Enseignements secondaires: Un enseignant accuse les proviseurs des lycées de violer la loi pour ce qui est du Calendrier scolaire

Emmanuel NKunke  Ngouaba, enseignant et chercheur en Sciences de l’Education reproche aux chefs d’établissements publics de ne pas respecter le programme de composition fixé par le Ministère des Enseignements secondaires.

Dans la plupart des lycées du Cameroun, les élèves des classes intermédiaires ont été mis en congé depuis la fin du mois d’avril 2015. Pour Emmanuel Nkunke Ngouaba, enseignant et chercheur en sciences de l’éducation, cela est contraire aux dispositions de l’arrêté no 084/b1/1464Minedub/Minesec du 24 mai 2014 fixant le calendrier de l’année scolaire 2014/2015 qui fixe en son article 11 (3) la période réservée aux compositions et à la correction des copies du lundi 25 mai au vendredi 29 mai 2015.

D’après cet enseignant, ces pratiques qui s’observent depuis plusieurs années dans les lycées du Cameroun créent de graves dysfonctionnements au plan pédagogique, le temps d’apprentissage faisant partie des facteurs qui déterminent la qualité des enseignements. « Dans la plupart des lycées de Douala et de Yaoundé, le temps annuel d’apprentissage  (900 heures) prévu par l’Etat n’est pas atteint.
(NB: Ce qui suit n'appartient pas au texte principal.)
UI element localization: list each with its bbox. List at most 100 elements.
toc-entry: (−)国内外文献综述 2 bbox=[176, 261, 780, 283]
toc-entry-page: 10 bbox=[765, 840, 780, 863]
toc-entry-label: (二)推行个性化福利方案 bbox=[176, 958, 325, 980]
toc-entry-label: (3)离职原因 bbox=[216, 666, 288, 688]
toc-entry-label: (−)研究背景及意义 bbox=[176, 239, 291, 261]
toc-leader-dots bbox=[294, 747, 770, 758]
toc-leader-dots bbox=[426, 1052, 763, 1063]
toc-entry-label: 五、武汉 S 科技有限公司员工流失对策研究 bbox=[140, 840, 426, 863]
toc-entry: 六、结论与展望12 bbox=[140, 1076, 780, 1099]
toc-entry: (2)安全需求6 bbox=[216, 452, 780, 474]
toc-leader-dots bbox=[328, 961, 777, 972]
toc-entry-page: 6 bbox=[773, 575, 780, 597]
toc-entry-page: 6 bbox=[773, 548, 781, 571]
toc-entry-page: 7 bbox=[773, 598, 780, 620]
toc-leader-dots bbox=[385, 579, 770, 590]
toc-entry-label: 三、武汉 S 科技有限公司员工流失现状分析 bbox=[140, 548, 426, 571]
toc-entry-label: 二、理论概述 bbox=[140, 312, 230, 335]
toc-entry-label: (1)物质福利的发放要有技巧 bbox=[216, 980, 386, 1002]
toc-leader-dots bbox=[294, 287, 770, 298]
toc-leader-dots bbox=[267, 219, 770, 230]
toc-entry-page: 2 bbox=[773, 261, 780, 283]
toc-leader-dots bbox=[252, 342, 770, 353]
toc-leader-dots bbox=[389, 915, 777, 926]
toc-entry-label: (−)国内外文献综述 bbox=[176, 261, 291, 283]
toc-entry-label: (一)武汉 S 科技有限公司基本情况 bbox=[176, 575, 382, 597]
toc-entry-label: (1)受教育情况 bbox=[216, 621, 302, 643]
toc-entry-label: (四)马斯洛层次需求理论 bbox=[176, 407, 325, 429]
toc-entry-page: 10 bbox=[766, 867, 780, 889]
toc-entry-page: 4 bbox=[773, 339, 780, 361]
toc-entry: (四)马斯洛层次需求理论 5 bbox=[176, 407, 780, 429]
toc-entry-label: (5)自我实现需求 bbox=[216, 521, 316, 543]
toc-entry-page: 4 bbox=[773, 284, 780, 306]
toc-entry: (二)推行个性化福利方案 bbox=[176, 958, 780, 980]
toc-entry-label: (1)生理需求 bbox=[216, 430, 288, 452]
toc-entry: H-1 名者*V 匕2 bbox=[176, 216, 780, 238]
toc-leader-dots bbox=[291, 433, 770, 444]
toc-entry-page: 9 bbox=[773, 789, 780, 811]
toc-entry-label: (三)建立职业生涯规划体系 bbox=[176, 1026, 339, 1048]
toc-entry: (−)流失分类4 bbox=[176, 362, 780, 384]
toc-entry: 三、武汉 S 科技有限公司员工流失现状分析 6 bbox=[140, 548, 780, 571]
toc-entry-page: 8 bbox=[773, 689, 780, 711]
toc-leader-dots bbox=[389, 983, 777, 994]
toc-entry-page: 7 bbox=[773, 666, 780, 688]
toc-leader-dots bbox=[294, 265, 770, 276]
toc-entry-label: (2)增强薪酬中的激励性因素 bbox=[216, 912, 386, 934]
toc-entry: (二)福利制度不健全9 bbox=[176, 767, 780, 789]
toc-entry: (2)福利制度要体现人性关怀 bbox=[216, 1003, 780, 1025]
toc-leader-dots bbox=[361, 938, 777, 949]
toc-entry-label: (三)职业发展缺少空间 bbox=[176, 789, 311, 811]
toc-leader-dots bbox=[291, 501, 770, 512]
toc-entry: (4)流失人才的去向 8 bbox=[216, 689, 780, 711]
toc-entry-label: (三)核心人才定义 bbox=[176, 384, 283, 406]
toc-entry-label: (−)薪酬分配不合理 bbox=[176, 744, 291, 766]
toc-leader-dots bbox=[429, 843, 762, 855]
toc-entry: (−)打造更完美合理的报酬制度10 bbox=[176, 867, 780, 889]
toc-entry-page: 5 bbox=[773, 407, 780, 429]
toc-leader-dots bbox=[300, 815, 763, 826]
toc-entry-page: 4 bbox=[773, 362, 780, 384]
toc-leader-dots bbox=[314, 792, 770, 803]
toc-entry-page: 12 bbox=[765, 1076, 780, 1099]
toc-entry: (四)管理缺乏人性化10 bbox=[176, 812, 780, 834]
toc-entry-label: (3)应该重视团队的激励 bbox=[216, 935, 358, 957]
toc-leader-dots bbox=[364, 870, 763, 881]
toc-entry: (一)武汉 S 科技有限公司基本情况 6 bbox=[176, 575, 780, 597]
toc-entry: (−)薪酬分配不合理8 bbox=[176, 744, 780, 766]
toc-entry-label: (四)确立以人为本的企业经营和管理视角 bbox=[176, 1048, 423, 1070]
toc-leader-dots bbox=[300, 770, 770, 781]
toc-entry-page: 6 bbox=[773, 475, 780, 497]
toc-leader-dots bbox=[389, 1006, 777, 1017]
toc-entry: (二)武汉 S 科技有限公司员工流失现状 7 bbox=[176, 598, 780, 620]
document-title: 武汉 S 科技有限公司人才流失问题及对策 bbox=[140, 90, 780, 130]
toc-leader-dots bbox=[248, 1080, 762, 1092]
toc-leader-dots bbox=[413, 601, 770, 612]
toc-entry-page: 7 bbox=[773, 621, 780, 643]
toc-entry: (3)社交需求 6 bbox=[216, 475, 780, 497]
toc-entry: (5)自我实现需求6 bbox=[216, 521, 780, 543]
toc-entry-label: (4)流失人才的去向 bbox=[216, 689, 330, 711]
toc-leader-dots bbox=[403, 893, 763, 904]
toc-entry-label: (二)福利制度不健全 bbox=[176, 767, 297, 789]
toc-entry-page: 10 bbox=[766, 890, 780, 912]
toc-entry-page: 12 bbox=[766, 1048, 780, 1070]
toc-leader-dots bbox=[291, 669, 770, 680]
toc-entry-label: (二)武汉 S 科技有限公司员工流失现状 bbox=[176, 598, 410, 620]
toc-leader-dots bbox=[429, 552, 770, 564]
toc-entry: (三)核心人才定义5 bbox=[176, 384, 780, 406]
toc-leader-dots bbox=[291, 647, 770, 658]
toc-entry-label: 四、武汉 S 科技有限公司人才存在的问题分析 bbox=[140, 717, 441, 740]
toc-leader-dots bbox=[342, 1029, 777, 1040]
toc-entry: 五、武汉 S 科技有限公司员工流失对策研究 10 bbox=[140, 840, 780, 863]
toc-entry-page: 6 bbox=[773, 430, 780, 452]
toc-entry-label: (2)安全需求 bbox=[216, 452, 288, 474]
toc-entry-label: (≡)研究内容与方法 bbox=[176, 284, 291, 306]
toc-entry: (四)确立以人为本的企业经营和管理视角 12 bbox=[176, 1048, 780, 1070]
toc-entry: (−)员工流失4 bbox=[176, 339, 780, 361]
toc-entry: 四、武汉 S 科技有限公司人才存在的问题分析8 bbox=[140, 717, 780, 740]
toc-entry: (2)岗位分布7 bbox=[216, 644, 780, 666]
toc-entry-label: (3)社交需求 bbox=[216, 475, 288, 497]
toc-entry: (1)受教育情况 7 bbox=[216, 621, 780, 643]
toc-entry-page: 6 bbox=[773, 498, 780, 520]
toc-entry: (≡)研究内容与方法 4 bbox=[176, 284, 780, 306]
Le phénomène est perceptible dans les classes où les élèves ne présentent pas d’examen officiel. D’après nos enquêtes sur  terrain, les élèves de 6è ou de 4è perdent 160 heures de cours par an (35 au cours de l’année et 125 en fin d’année). Soit un total cumulé de  640 heures pour un élève qui arrive en classe de 3ème ; et 800 heures non couvertes, pour un élève qui arrive en Première A, C ou D. Ainsi, chez nous, l’élève de Troisième (face au BEPC) et celui de Première (face au Probatoire) est fortement handicapé », regrette-t-il dans une tribune publiée par le Quotidien La Nouvelle Expression du mardi 12 mai 2015.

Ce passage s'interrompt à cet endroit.